The sequence $(a_n)$ is defined by $a_1 = 1$ and $a_{n+1} = \sqrt{a_n^2 +\frac{1}{a_n}}$ for $n \ge 1$. Prove that there exists $a$ such that $\frac{1}{2} \le \frac{a_n}{n^a} \le 2$ for $n \ge 1$.

2021 Auckland Mathematical Olympiad, 1

Tags: algebra , radical

Solve the equation $\sqrt{x^2 - 4x + 13} + 1 = 2x$

2002 Junior Balkan Team Selection Tests - Romania, 1

Tags: rational , algebra , radical , irrational

Let $a$ be an integer.

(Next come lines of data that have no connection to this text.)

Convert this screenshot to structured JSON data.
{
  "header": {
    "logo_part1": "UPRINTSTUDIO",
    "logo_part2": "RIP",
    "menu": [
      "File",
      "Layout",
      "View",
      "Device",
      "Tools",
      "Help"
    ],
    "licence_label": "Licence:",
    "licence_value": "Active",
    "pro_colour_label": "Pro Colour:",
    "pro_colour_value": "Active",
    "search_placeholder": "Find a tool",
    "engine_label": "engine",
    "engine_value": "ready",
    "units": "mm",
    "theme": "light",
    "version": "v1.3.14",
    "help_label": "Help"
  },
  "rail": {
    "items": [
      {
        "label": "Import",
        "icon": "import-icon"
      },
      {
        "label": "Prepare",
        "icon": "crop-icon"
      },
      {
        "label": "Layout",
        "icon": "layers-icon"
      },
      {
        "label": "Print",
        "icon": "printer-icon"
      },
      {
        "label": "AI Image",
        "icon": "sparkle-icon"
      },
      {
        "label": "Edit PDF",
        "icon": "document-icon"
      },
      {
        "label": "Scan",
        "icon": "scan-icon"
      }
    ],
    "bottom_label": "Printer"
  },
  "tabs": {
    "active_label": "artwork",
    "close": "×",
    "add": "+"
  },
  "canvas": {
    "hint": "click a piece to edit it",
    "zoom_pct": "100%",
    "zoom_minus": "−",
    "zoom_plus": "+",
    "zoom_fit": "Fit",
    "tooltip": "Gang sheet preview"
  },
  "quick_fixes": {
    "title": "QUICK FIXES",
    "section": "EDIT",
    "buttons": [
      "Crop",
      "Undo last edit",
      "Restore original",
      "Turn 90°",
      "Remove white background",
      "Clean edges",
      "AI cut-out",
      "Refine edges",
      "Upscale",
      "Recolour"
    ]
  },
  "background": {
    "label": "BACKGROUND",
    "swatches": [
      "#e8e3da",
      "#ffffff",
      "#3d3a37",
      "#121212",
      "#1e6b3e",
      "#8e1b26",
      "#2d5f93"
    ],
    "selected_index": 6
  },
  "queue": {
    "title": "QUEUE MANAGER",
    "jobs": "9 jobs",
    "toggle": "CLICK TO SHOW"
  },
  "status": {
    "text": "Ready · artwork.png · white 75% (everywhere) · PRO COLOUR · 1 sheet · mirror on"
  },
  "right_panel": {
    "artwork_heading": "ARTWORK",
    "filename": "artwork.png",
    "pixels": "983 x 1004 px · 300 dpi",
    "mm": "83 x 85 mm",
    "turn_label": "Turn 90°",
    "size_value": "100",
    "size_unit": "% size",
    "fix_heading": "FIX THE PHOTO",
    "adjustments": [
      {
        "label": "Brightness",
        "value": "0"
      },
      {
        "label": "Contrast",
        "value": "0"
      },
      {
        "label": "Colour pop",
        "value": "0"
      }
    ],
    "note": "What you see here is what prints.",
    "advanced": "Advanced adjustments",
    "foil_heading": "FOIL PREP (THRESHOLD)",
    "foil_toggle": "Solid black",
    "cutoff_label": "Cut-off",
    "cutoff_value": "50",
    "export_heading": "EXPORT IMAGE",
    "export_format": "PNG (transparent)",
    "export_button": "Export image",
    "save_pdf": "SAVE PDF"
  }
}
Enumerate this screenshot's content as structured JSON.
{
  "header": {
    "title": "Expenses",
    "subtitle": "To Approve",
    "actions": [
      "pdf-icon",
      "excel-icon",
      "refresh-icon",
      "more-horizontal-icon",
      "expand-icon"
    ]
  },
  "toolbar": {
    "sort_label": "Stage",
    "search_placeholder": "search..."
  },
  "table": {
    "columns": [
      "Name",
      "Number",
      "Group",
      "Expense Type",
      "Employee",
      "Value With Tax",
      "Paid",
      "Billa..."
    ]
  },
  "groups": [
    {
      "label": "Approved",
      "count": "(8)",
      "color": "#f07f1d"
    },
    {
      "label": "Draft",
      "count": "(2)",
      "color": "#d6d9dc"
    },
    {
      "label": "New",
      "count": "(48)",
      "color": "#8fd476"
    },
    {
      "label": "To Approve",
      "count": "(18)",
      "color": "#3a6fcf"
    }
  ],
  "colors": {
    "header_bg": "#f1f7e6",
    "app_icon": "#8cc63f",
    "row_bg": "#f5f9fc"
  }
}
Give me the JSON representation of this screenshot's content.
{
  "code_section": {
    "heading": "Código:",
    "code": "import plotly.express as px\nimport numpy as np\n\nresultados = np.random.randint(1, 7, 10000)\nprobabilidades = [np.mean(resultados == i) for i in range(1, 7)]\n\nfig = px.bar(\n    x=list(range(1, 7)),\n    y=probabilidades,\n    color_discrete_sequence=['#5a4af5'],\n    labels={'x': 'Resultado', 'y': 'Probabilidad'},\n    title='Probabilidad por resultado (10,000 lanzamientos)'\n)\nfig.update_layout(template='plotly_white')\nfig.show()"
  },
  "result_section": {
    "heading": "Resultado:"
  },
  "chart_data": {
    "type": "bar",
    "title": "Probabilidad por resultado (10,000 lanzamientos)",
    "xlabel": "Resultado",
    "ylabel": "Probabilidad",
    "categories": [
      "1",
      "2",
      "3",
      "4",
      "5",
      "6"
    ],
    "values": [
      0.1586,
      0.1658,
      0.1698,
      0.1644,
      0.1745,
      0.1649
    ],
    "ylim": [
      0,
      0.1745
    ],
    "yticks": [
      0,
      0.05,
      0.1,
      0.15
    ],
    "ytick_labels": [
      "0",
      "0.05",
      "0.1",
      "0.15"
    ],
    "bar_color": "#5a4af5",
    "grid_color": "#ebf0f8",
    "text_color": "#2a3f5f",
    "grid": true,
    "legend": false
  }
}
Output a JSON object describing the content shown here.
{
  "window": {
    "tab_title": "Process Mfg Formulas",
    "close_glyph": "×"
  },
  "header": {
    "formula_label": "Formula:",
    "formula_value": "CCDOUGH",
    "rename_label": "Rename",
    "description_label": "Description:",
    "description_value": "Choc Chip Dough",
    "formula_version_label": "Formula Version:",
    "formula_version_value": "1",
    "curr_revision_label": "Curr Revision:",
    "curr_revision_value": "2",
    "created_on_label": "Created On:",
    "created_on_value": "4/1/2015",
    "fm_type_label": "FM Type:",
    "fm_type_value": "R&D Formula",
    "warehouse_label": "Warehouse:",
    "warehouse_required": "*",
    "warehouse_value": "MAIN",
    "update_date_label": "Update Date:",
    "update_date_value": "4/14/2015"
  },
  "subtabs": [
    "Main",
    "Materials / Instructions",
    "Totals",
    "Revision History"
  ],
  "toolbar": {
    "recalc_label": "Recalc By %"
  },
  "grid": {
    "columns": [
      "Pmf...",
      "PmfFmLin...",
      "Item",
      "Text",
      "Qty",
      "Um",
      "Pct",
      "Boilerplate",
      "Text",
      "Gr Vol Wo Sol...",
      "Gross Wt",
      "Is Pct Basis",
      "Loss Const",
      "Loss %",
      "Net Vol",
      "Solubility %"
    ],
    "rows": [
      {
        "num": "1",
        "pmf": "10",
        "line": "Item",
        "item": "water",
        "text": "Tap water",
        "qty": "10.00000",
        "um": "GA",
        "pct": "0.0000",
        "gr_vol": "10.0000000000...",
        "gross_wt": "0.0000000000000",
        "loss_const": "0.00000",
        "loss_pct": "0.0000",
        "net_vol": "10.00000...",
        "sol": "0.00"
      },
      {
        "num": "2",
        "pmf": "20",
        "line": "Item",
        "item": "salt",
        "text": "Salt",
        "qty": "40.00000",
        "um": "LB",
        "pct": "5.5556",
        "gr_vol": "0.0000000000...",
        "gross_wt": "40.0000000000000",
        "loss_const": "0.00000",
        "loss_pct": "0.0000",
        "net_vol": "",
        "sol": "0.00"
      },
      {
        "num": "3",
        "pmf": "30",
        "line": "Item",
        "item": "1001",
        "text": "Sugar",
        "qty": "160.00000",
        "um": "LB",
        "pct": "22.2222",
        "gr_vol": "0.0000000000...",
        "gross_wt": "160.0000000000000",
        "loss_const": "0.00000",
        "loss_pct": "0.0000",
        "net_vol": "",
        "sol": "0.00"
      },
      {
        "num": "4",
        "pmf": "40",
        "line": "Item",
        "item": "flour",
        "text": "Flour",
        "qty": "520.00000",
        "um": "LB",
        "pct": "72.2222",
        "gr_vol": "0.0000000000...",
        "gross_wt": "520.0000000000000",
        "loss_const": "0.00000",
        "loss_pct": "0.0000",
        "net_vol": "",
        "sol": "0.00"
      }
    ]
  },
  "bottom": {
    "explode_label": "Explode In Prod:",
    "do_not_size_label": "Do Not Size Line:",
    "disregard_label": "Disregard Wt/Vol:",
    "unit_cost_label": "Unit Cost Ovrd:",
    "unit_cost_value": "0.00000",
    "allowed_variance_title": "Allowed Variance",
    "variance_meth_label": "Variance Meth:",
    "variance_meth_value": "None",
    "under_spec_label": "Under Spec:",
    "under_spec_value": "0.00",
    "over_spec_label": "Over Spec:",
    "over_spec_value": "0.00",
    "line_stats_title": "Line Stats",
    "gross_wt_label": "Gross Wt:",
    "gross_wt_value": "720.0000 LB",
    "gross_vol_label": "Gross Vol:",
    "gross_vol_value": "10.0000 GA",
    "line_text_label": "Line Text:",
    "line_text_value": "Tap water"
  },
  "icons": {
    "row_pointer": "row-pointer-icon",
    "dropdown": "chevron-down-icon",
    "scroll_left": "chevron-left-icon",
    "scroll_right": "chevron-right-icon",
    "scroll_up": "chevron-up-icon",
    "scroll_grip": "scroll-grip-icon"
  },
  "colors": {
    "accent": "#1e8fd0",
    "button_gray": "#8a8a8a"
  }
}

Prove that for any real number $x, x^3 < 3$, both the numbers $\sqrt{3 -x^2}$ and $\sqrt{a - x^3}$ cannot be rational.

2010 Bundeswettbewerb Mathematik, 2

Tags: floor function , recurrence relation , sequence , radical , algebra

The sequence of numbers $a_1, a_2, a_3, ...$ is defined recursively by $a_1 = 1, a_{n + 1} = \lfloor \sqrt{a_1+a_2+...+a_n} \rfloor $ for $n \ge 1$. Find all numbers that appear more than twice at this sequence.

1997 Israel Grosman Mathematical Olympiad, 3

Tags: radical , equation , algebra

Find all real solutions of $\sqrt[4]{13+x}+ \sqrt[4]{14-x} = 3$.

1984 All Soviet Union Mathematical Olympiad, 372

Tags: inequalities , algebra , radical

Prove that every positive $a$ and $b$ satisfy inequality $$\frac{(a+b)^2}{2} + \frac{a+b}{4} \ge a\sqrt b + b\sqrt a$$

1998 Chile National Olympiad, 3

Tags: radical , nested radical , algebra

Evaluate $\sqrt{1+2\sqrt{1+3\sqrt{1+4\sqrt{1+...}}}}$.

1998 Singapore Senior Math Olympiad, 3

Tags: inequalities , radical , algebra

Prove that $\sqrt1+ \sqrt2+\sqrt3+...+ \sqrt{n^2-1}+\sqrt{n^2} \ge \frac{2n^3+n}{3}$ for any positive integer $n$.